Because as Greg Caton experienced, the U.S. can literally have men with assault rifles waiting for you at your doorstep… anywhere in the world, at any time, completely outside of law. The United States government respects no international law whatsoever. Like any bully, it resorts to the threat of violence to achieve its own criminal aims.

Source:
http://www.infowars.com/ed-snowden-beware-u-s-state-dept-has-confirmed-history-of-running-covert-abductions-of-americans-in-ecuador/

qh4dotcom
06-24-2013, 09:13 AM
So is Snowden safe if he goes the way of Julian Assange and seeks refuge in an embassy and stays there for years?

kcchiefs6465
06-24-2013, 09:14 AM
So is Snowden safe if he goes the way of Julian Assange and seeks refuge in an embassy and stays there for ever
FTFY.

kcchiefs6465
06-24-2013, 09:22 AM
We have a long held track record of training paramilitary groups who have kidnapped, tortured and executed thousands in the region. It would be nothing for a group to kidnap Snowden off of the street and take him to a country more friendly to extradition or worse. Especially if the United States State Department puts a reward on his head.

The CIA was heavily involved in Ecuador during the '60s and I would not be surprised that they still are. In fact, I would not be surprised to find out years from now that the CIA played a role in the 2010 attempted coup.

qh4dotcom
06-24-2013, 10:09 AM
FTFY.

If by some miracle Rand Paul becomes president...Snowden does not have to stay in an embassy forever.

Yes, I know....it's a long shot.

Also the situation can change after the upcoming economic collapse arrives.

kcchiefs6465
06-24-2013, 11:56 AM
If by some miracle Rand Paul becomes president...Snowden does not have to stay in an embassy forever.

Yes, I know....it's a long shot.

Also the situation can change after the upcoming economic collapse arrives.
Yes, he could get a presidential pardon.

I still wouldn't be surprised of some one off accident or cancer. And then we can all be 'conspiracy nuts' to suggest perhaps they are connected.

He has annoyed some very powerful people. They probably wouldn't let it slide even if he were pardoned. They want to send a message to discourage future whistleblowers.
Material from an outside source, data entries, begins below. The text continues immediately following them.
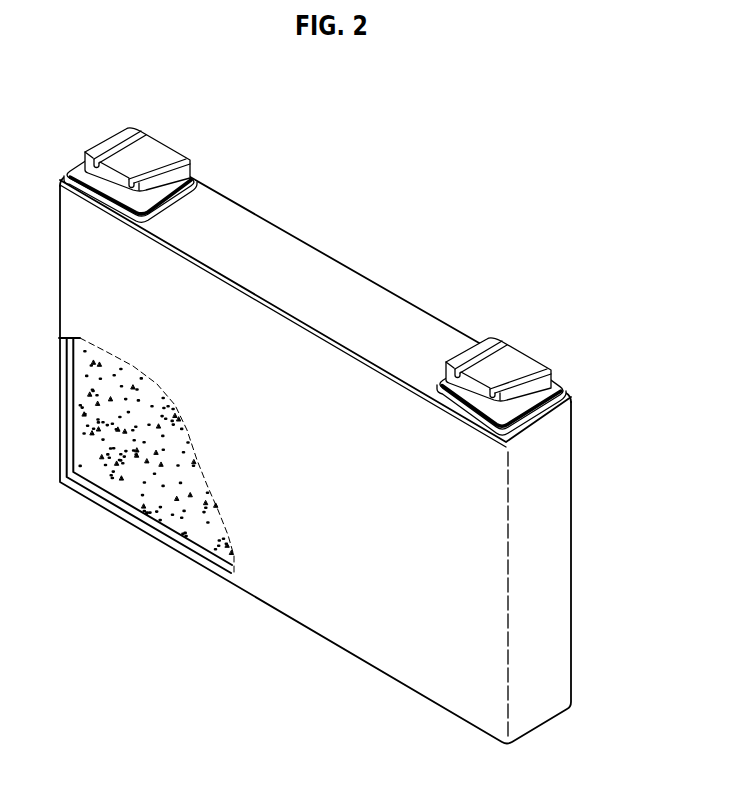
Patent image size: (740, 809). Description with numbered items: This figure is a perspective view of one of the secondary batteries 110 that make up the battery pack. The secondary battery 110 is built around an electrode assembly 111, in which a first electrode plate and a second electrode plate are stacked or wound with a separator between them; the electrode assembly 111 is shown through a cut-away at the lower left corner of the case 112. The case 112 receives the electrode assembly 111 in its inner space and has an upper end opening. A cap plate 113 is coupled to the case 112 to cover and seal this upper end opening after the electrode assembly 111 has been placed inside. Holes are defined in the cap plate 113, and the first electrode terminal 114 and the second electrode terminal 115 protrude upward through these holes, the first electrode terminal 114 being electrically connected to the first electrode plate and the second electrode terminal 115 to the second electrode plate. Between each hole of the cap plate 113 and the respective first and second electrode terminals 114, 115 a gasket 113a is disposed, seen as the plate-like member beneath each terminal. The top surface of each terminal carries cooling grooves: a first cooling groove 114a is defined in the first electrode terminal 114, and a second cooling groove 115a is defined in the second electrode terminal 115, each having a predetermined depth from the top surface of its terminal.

The secondary battery 110 is at (471, 170).
The electrode assembly 111 is at (153, 508).
The case 112 is at (347, 632).
The cap plate 113 is at (308, 252).
The gasket 113a is at (198, 180).
The first electrode terminal 114 is at (153, 149).
The first cooling groove 114a is at (132, 182).
The second electrode terminal 115 is at (522, 360).
The second cooling groove 115a is at (493, 391).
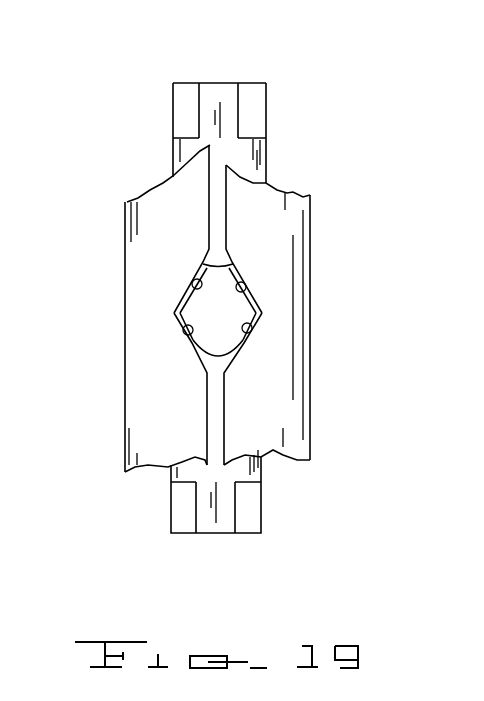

Just being realistic. I'm sure he will be looking over his shoulder for the rest of his life. The media is shifting their rhetoric, the American people will follow. Hopefully he isn't already 'detained' somewhere.

oyarde
06-24-2013, 11:35 PM
Well he needs to disappear.The CIA is not what it once was, the guys who could do these things you speak of are mostly too old, dead , retired. They just rely on geeks and bags of money , he needs to find a place those cannot reach and are not acceptable, then they would just have to send Delta on the kill if it meant that much to them....

Occam's Banana
06-25-2013, 12:47 AM
If by some miracle Rand Paul becomes president...Snowden does not have to stay in an embassy forever.

:confused: Why wouldn't he? Do you really think the NSA, CIA, etc. would have any truck with what some mere U.S. President thinks or does?